When you plan your next set of assignment or assessment questions, consider a heavy dose of Author & Me inferential questions. Here are three strategies:
1. Instead of having an exact answer within the multiple choice possibilities, you might be less definitive. Standardized tests often ask what I call a “most likely” question. For example, Which of these words MOST LIKELY reflects the author’s general attitude toward life on the farm? A) tolerant B) indifferent C) fearful D) appreciative. These questions often include one, two, or three answers that are “kind of” correct, with one being more correct. This forces students to rationalize their thinking.
2. A second strategy might include adding more open-ended questions. Substitute some of the fill-in-the-blank and multiple choice questions with those that require students to think and respond in complete sentences. This allows you to assess content knowledge and simultaneously emphasize the power of clear writing.

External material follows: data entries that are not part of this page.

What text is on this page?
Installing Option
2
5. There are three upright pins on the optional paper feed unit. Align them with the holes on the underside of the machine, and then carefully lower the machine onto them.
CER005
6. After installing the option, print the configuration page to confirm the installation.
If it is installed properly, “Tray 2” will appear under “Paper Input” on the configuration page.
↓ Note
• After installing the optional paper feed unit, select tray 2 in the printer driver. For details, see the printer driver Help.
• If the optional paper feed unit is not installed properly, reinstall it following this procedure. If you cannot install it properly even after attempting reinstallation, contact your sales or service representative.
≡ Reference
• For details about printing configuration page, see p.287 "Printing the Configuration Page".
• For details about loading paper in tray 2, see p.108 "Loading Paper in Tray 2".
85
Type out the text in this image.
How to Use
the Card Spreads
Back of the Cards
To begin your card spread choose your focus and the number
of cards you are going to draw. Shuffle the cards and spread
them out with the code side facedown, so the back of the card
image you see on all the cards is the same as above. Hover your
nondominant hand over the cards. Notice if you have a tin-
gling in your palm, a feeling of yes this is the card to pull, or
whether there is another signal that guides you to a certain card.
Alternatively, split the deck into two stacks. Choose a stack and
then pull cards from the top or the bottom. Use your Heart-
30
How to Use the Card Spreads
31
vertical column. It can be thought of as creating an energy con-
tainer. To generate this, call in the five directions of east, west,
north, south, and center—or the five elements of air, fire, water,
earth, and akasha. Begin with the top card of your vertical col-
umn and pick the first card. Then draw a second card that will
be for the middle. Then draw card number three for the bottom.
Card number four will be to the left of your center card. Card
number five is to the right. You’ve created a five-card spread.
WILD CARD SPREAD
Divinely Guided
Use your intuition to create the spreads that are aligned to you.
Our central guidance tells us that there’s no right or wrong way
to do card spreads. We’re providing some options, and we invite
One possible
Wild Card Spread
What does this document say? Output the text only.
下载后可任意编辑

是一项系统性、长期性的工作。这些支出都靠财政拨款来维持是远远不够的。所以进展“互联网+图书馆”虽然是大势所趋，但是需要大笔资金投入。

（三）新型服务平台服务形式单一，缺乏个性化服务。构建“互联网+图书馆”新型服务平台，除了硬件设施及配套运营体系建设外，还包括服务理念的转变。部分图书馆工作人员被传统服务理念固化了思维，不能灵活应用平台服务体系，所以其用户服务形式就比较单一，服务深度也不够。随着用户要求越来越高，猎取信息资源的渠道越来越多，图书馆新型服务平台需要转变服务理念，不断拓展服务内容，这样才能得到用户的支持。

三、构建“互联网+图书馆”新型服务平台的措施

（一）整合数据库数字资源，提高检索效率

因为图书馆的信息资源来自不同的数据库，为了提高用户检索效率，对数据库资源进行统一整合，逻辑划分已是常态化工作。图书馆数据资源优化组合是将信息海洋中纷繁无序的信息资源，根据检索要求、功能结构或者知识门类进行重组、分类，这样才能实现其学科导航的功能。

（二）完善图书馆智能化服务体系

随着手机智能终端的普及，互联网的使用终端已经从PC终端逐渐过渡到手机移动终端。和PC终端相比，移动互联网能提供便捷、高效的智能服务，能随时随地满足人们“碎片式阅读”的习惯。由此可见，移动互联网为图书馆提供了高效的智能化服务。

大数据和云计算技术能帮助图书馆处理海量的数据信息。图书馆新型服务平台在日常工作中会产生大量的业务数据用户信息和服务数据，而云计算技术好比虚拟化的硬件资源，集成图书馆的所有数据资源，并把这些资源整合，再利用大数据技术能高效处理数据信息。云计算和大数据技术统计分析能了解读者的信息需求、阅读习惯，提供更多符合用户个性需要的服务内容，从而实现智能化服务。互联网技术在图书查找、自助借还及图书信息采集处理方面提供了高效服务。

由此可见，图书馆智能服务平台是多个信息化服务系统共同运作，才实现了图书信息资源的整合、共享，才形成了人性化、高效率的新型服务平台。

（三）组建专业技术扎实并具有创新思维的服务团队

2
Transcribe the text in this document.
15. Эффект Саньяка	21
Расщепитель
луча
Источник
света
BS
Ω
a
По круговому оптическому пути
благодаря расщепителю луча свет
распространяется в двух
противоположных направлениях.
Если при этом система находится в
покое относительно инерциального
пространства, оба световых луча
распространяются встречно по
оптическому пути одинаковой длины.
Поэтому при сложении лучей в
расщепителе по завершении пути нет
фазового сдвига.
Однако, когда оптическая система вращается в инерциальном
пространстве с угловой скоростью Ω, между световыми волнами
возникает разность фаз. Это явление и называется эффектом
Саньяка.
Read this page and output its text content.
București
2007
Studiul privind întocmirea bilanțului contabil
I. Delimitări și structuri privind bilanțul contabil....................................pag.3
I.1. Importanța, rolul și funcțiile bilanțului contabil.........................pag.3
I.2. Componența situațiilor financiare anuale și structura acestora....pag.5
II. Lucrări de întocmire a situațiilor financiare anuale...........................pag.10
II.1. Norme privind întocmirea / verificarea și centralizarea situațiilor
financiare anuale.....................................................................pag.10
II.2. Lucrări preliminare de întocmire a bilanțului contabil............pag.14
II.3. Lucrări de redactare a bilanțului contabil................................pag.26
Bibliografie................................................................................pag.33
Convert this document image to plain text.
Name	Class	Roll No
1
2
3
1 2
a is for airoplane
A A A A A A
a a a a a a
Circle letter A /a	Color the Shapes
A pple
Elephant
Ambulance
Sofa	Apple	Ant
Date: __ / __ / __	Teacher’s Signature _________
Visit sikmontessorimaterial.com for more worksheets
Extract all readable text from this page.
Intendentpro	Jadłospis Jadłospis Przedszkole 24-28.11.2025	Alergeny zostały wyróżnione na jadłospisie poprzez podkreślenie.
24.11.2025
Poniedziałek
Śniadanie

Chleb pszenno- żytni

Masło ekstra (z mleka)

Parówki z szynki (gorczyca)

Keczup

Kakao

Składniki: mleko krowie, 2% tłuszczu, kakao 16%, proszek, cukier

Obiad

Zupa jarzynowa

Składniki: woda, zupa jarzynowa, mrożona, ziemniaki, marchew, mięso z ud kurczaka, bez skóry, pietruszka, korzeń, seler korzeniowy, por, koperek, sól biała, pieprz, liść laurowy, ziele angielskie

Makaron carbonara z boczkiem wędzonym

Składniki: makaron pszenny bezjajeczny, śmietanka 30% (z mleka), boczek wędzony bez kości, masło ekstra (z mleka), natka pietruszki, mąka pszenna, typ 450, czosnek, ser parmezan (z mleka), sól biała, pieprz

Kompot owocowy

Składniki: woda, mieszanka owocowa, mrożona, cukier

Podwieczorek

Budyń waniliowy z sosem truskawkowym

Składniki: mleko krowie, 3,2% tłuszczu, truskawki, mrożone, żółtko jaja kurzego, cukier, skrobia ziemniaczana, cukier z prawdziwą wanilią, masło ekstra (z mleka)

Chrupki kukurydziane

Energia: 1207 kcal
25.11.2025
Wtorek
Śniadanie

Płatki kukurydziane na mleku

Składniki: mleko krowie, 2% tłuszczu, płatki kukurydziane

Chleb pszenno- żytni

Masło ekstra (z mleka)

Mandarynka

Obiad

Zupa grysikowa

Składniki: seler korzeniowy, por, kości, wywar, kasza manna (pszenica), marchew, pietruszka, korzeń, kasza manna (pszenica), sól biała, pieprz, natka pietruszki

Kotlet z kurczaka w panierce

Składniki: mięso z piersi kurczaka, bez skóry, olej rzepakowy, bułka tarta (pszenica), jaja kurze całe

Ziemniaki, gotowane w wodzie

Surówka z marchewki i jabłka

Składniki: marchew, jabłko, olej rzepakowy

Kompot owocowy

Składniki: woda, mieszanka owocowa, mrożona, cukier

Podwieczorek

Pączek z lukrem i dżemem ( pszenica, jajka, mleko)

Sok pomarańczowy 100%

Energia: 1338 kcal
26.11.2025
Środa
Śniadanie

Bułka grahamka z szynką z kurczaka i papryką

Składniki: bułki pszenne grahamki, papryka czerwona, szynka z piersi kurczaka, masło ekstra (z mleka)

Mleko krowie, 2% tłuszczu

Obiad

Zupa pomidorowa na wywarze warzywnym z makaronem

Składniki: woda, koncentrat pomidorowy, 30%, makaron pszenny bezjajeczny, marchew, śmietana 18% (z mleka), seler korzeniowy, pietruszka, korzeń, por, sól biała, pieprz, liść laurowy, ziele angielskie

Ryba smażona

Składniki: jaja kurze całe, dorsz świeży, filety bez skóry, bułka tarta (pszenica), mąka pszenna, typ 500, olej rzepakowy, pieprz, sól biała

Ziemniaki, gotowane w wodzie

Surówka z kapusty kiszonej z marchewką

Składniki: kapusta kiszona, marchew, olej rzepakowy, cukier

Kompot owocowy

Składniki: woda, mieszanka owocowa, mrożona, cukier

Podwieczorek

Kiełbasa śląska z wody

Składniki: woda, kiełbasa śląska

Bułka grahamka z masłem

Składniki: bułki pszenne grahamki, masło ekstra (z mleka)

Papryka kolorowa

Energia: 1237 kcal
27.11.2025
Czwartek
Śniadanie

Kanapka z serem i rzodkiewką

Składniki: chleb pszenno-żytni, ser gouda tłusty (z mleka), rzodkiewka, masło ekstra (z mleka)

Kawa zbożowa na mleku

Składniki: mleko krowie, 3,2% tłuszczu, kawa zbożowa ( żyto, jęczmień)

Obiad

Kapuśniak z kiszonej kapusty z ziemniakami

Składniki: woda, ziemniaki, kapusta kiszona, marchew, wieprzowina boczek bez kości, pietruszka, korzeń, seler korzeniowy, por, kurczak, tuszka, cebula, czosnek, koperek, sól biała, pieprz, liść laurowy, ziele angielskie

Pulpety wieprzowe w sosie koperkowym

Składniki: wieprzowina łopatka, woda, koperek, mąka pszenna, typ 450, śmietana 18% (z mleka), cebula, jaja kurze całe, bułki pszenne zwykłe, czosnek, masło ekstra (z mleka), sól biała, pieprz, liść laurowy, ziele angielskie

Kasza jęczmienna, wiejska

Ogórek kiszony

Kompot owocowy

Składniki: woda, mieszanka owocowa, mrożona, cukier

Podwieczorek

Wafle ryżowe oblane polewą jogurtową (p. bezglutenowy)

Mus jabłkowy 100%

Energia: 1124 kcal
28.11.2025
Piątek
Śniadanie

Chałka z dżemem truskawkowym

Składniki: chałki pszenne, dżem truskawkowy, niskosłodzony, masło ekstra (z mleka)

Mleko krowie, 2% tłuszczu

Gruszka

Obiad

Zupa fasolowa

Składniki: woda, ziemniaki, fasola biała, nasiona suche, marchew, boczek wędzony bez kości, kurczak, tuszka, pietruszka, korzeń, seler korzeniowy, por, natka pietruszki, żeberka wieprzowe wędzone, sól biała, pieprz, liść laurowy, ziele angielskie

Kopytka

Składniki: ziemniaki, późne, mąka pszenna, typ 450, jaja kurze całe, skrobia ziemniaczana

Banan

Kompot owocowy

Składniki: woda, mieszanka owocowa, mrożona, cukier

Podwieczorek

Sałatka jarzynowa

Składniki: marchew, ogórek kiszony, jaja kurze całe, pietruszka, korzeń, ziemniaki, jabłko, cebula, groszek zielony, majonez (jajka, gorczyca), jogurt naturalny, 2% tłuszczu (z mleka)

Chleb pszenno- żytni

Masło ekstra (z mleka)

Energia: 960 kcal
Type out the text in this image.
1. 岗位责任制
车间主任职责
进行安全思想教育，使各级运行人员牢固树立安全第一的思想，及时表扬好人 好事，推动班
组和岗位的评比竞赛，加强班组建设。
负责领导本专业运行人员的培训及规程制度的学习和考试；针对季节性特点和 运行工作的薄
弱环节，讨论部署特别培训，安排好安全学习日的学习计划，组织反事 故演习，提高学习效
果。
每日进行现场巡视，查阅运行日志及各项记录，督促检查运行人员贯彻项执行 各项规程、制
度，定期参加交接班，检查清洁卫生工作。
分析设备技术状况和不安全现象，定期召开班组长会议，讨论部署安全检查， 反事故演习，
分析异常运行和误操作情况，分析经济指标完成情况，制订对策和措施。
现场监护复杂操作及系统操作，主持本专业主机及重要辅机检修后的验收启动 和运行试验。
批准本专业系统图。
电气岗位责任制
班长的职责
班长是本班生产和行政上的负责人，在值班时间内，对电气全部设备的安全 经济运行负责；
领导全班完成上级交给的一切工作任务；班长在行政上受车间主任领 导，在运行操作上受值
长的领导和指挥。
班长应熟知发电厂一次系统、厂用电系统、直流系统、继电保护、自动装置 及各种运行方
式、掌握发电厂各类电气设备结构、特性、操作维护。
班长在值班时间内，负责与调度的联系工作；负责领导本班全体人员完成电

When assessing their responses, consider a 5-point value for each:
- 1 point for incorporating or embedding the question within the answer.
- 1 point for writing in complete sentences.
- 1 point for defining all pronouns (omitting all “he,” “she,” “it,” “they” references).
- 2 points for the correct answer and content accuracy.
Offering points for well-constructed responses helps you balance the state assessment expectations while also scoring for understanding.
3. A third suggestion for content-area questions is to include references to multiple-meaning words. Students need to have exposure to words beyond their most-commonly-used definitions. This is often easy to do when done within multiple choice questions. For example, What does “parallel” mean in the following sentence: The characters paralleled one another in many traits. A) side by side B) not intersecting C) mirrored D) opposite. Giving students exposure to reading words in context helps determine if they really understand the broader meanings.